How To Select Columns by Data Type in Pandas?

Often when you are working with bigger dataframe and doing some data cleaning or exploratory data analysis, you might want to select columns of Pandas dataframe by their data types.

For example, you might want to quickly select columns that are numerical in type and visualize their summary data. Or you might want to select columns that are categorical type and check their levels.

Let us see examples of selecting columns based on their data type.
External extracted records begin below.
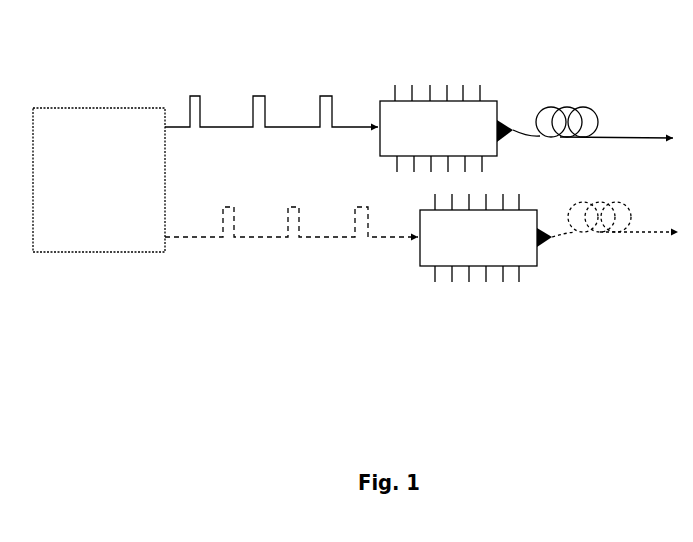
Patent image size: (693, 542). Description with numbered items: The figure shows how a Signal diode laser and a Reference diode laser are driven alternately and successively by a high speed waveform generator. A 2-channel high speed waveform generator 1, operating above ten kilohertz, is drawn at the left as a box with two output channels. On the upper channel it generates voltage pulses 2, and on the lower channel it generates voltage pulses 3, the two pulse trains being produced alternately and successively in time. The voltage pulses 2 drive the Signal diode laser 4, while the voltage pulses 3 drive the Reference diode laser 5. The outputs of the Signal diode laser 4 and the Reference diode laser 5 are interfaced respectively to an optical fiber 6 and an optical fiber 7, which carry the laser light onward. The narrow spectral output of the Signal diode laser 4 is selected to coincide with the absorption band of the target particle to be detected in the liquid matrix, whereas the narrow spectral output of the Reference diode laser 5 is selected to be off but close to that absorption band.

The 2-channel high speed waveform generator 1 is at (100, 125).
The voltage pulses 2 is at (318, 85).
The voltage pulses 3 is at (243, 213).
The Signal diode laser 4 is at (453, 118).
The Reference diode laser 5 is at (490, 250).
The optical fiber 6 is at (585, 98).
The optical fiber 7 is at (600, 243).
Pandas has a bit obscure, but very useful function called select_dtypes to help us select columns by their data types.

Let us load Pandas .

# import pandas
import pandas as pd

Let us load gapminder data as data frame

# gapminder data
data_url = 'http://bit.ly/2cLzoxH'
gapminder = pd.read_csv(data_url)
gapminder.head(n=3)
	country	year	pop	continent	lifeExp	gdpPercap
0	Afghanistan	1952	8425333.0	Asia	28.801	779.445314
1	Afghanistan	1957	9240934.0	Asia	30.332	820.853030
2	Afghanistan	1962	10267083.0	Asia	31.997	853.100710

Let us check the data types of gapminder dataframe using the Pandas method dtypes

# get datatypes of columns in the dataframe
>gapminder.dtypes
country       object
year           int64
pop          float64
continent     object
lifeExp      float64
gdpPercap    float64
dtype: object

How To Select Columns with NUmerical Data Types

Pandas select_dtypes function allows us to specify a data type and select columns matching the data type.
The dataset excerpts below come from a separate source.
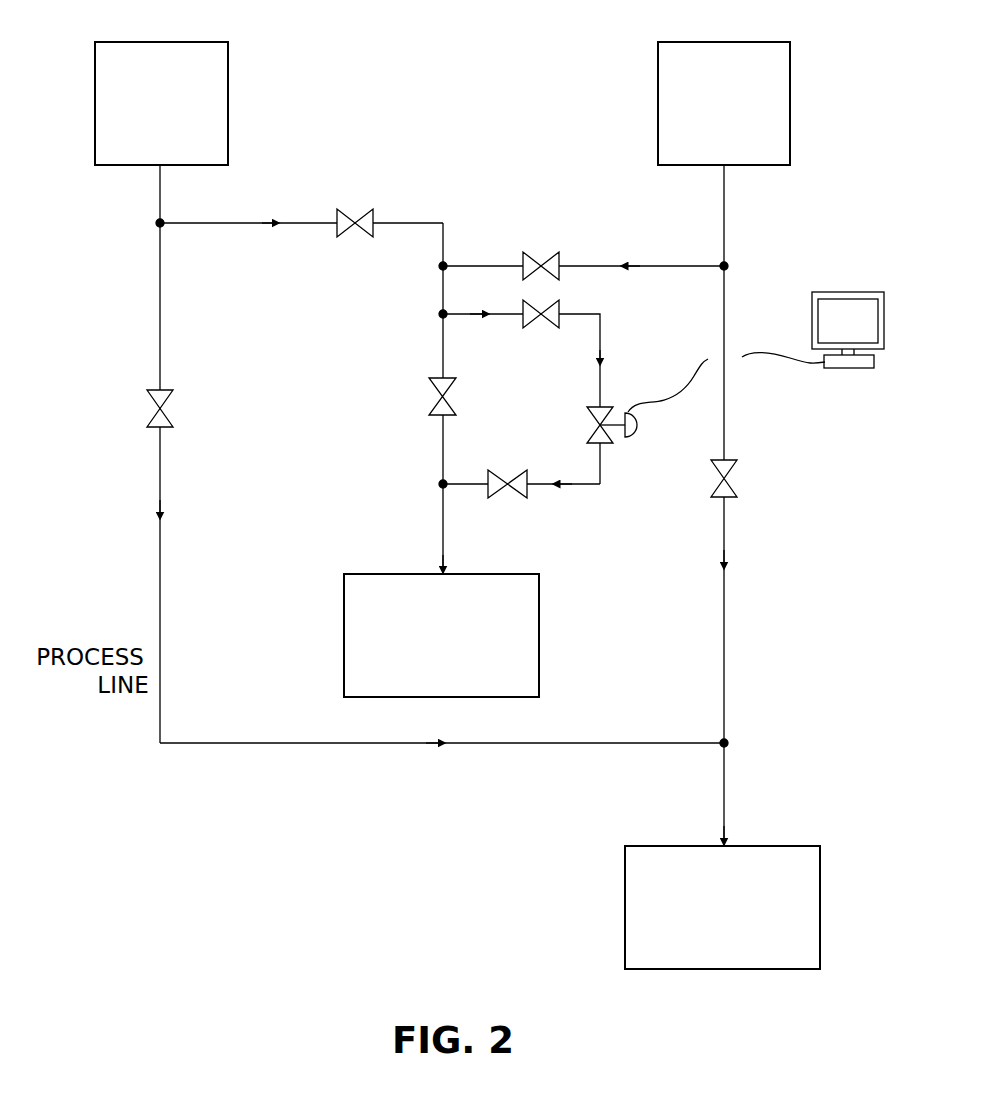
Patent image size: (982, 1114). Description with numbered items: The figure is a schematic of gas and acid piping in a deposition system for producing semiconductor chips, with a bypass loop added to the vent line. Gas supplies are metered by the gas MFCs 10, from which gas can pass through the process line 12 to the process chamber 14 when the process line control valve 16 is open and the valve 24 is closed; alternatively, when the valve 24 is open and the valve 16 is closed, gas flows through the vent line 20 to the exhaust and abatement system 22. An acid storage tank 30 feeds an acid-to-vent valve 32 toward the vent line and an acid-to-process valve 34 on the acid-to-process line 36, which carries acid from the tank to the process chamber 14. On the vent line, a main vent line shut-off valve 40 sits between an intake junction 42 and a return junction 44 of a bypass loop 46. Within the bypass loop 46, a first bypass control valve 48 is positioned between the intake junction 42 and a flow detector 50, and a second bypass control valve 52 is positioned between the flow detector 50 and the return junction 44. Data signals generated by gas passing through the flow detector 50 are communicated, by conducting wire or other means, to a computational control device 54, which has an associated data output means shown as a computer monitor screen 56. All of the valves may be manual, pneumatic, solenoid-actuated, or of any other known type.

The gas MFCs 10 is at (658, 100).
The process line 12 is at (725, 600).
The process chamber 14 is at (625, 906).
The process line control valve 16 is at (733, 478).
The vent line 20 is at (443, 278).
The exhaust and abatement system 22 is at (344, 631).
The valve 24 is at (541, 254).
The acid storage tank 30 is at (95, 100).
The acid-to-vent valve 32 is at (355, 212).
The acid-to-process valve 34 is at (155, 408).
The acid-to-process line 36 is at (352, 743).
The main vent line shut-off valve 40 is at (434, 399).
The intake junction 42 is at (441, 314).
The return junction 44 is at (441, 484).
The bypass loop 46 is at (602, 330).
The first bypass control valve 48 is at (541, 329).
The flow detector 50 is at (607, 440).
The second bypass control valve 52 is at (509, 471).
The computational control device 54 is at (850, 368).
The computer monitor screen 56 is at (846, 292).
For example, to select columns with numerical data type, we can use select_dtypes with argument number. Now we get a new data frame with only numerical datatypes.

gapminder.select_dtypes(np.number).head()
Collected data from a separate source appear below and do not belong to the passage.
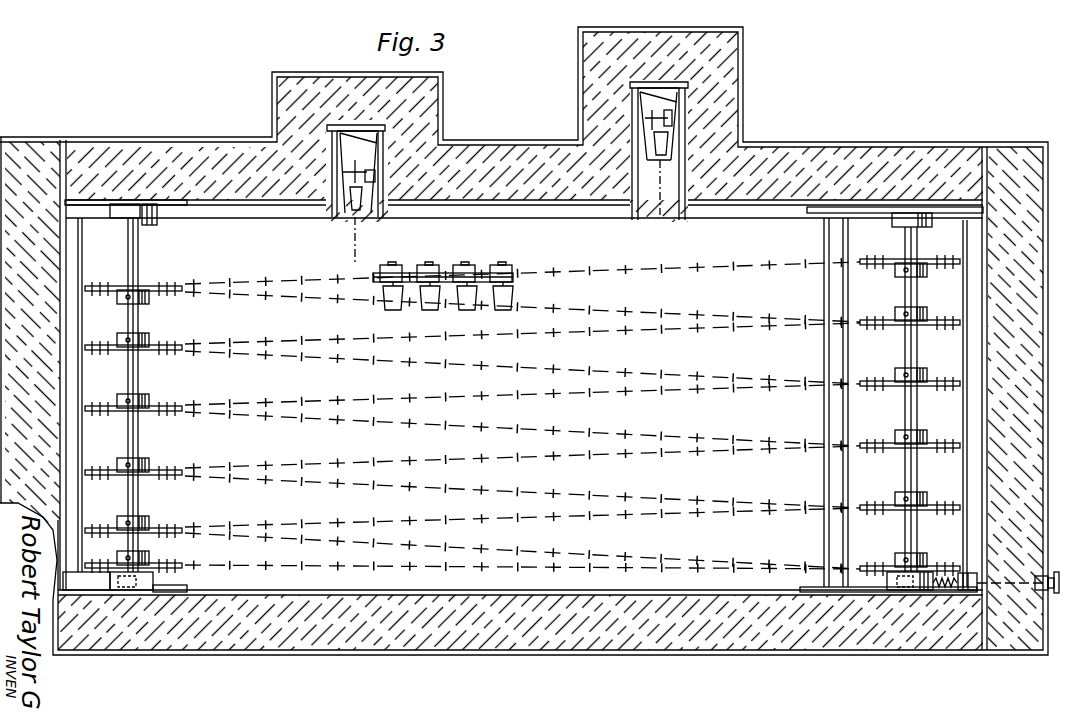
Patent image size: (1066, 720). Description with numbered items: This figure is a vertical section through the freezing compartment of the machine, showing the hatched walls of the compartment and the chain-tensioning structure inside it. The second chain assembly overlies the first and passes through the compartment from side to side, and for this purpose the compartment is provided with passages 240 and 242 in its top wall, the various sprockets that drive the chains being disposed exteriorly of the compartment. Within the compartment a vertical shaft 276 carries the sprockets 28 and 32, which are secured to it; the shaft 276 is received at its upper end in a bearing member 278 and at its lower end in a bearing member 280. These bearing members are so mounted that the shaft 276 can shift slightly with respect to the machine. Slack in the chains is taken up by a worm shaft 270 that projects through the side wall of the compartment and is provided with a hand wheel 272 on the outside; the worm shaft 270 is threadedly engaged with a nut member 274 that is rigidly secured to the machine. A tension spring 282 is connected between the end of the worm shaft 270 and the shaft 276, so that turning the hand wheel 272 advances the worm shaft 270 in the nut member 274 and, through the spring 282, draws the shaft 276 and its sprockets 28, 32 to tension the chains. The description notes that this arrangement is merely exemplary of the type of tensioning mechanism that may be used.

The passage 240 is at (356, 195).
The passage 242 is at (682, 113).
The bearing member 278 is at (908, 218).
The shaft 276 is at (913, 411).
The sprocket 32 is at (872, 503).
The sprocket 28 is at (873, 566).
The nut member 274 is at (965, 575).
The hand wheel 272 is at (1047, 556).
The worm shaft 270 is at (1047, 567).
The bearing member 280 is at (893, 588).
The tension spring 282 is at (950, 590).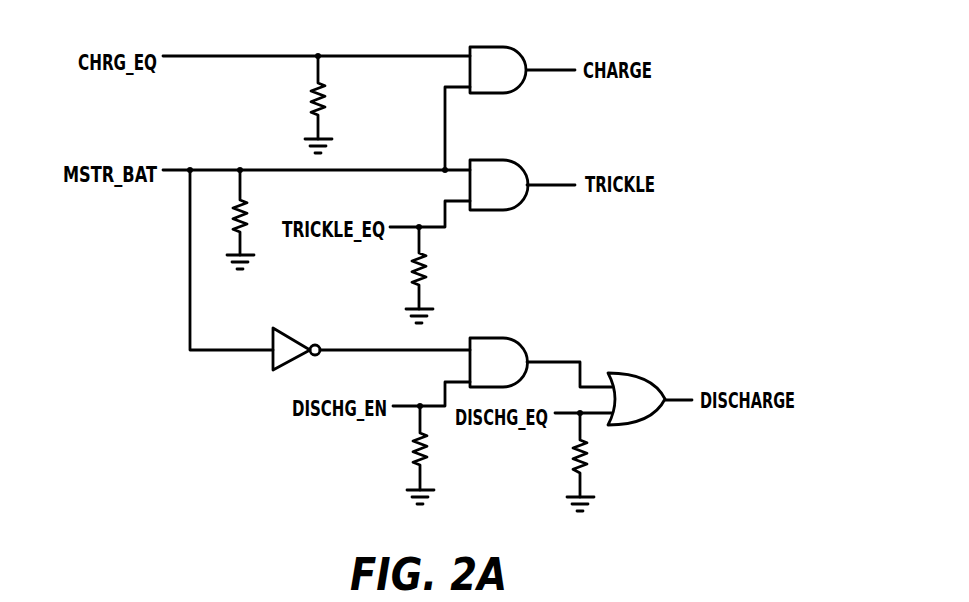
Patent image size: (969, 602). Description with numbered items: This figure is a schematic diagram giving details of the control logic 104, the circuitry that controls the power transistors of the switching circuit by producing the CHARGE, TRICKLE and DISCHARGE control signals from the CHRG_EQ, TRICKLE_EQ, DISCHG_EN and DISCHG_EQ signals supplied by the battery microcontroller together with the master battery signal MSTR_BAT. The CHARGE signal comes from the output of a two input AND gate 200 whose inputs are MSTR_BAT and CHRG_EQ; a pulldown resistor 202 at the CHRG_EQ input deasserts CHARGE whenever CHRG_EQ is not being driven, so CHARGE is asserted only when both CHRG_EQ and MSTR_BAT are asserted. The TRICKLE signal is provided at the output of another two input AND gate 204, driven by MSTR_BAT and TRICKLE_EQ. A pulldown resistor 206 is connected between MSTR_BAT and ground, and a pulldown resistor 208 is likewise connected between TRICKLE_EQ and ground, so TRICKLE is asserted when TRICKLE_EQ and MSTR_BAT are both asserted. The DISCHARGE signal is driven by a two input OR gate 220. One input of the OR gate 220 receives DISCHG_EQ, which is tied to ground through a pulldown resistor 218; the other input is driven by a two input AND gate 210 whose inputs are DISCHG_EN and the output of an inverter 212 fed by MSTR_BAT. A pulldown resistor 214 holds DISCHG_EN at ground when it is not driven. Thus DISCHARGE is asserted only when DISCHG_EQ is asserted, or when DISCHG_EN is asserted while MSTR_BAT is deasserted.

The control logic 104 is at (742, 88).
The two input AND gate 200 is at (500, 47).
The pulldown resistor 202 is at (323, 96).
The two input AND gate 204 is at (500, 160).
The pulldown resistor 206 is at (245, 202).
The pulldown resistor 208 is at (424, 271).
The two input AND gate 210 is at (500, 338).
The inverter 212 is at (290, 340).
The pulldown resistor 214 is at (425, 452).
The pulldown resistor 218 is at (585, 460).
The two input OR gate 220 is at (640, 375).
year	pop	lifeExp	gdpPercap
0	1952	8425333.0	28.801	779.445314
1	1957	9240934.0	30.332	820.853030
2	1962	10267083.0	31.997	853.100710

We can also be more specify and select data types matching “float” or “integer”. If we want to select columns with float datatype, we use

gapminder.select_dtypes('float')

pop	lifeExp	gdpPercap
0	8425333.0	28.801	779.445314
1	9240934.0	30.332	820.853030
2	10267083.0	31.997	853.100710

How to Select Columns by Excluding Certain Data Types in Pandas?

We can also exclude certain data types while selecting columns. The argument we need to use to exclude certain data types is exclude. For example, to exclude columns of float data type,

# exclude a data type
gapminder.select_dtypes(exlude='float')

	country	year	continent
0	Afghanistan	1952	Asia
1	Afghanistan	1957	Asia
2	Afghanistan	1962	Asia

Now you can see that the resulting data frame does not contain any variables with float data type.

Other useful arguments to use with select_dtypes are ‘category’ for selecting or excluding categorical variables. and ‘np.datetime64’, ‘datetime’ or ‘datetime64’ for date times.